Using rpm to install sw locally on RHEL cluster [duplicate]

How can I install an RPM on a machine where I don't have root permissions? I want to install a package for my use only in a personal work directory. I'm running SuSe SLES10.

Please don't flame me with "This idea is so dumb, you shouldn't do it because all requests must go through the corporate root god, may he live forever."

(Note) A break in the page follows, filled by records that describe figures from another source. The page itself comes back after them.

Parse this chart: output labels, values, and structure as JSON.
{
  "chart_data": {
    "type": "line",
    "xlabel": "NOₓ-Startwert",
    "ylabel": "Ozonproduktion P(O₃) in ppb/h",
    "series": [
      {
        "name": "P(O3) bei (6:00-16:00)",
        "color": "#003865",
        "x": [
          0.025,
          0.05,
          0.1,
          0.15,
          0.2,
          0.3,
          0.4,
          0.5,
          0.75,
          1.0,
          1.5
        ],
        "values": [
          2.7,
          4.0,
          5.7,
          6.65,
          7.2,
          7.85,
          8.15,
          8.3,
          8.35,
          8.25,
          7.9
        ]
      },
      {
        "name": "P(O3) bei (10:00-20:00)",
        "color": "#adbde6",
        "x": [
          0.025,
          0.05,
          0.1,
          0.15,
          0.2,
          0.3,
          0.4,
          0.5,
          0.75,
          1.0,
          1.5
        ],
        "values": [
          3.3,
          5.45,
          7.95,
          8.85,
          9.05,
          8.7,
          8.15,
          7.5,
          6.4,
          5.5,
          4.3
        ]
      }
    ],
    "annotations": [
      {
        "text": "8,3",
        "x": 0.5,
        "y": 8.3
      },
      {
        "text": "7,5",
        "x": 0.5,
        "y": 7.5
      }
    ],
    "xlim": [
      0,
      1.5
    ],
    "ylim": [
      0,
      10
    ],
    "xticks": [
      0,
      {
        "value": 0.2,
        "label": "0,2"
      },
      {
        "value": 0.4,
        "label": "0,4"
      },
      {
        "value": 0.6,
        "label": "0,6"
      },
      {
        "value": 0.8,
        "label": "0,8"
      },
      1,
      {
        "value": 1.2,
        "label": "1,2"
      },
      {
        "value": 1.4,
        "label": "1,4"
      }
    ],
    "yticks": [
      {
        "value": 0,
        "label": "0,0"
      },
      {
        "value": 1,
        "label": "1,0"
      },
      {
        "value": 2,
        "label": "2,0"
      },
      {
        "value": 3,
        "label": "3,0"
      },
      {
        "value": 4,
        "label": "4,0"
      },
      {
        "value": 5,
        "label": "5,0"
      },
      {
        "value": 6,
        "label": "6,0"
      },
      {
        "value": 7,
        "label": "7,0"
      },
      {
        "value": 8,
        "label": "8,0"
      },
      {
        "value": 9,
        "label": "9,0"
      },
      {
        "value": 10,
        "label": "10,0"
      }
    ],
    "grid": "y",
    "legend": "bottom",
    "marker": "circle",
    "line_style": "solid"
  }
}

I know I can request this of the root god, but I'll be shot down (for immaculate, impeccable reasons, I'm sure...). Besides, he'll never get around to installing it even if he does say he'll do it.


Solution 1:

cd my-dir;
rpm2cpio to-install.rpm | cpio -idv

See How To Extract an RPM Package Without Installing It (rpm extract command).

Solution 2:

How to extract rpm packages contents

export ins=foo-bar.rpm
rpm2cpio $ins | cpio -idv

How to extract tar.gz archive

gzip -dc foo-bar.tar.gz | tar xvf –
cd foo-bar-dir

How to extract tar.gz packages to the current directory

export file=foo-bar.tar.gz
# Note that `xovf` switch order *matters*
gzip -dc $file | tar -xovf -

How to build binaries as a non-root

./configure --prefix=$HOME && make && make install

Solution 3:

I think the "real" answer to "installing" an rpm without root privilege is, you can't. BUT assuming you could actually start the install process...

RPMs install using a list of instructions provided in a specification file (.spec) that usually follow the Filesystem Hierarchy. Most paths on that hierarchy are almost always operating system paths and not user paths. So unless your username has access to all of the paths an RPM installs to, then it would certainly fail. If you create an RPM that prefixes all of its paths with /home/me (or some other path you own), then it would work. This would require acquiring a src.rpm and extracting it as explained in other answers, then rebuilding it. By the time you do that, you might just consider getting root access or building the software from scratch (usually what you do if you do not plan on distributing the software across many machines).

There are clever tricks to help you in the manual build process. For example, you can utilize the dependencies already listed in an RPM to get all of your dependencies: https://stackoverflow.com/a/13877738/1236128.

Solution 4:

Another option is to install from source, where you can usually change the install directory using the --prefix switch.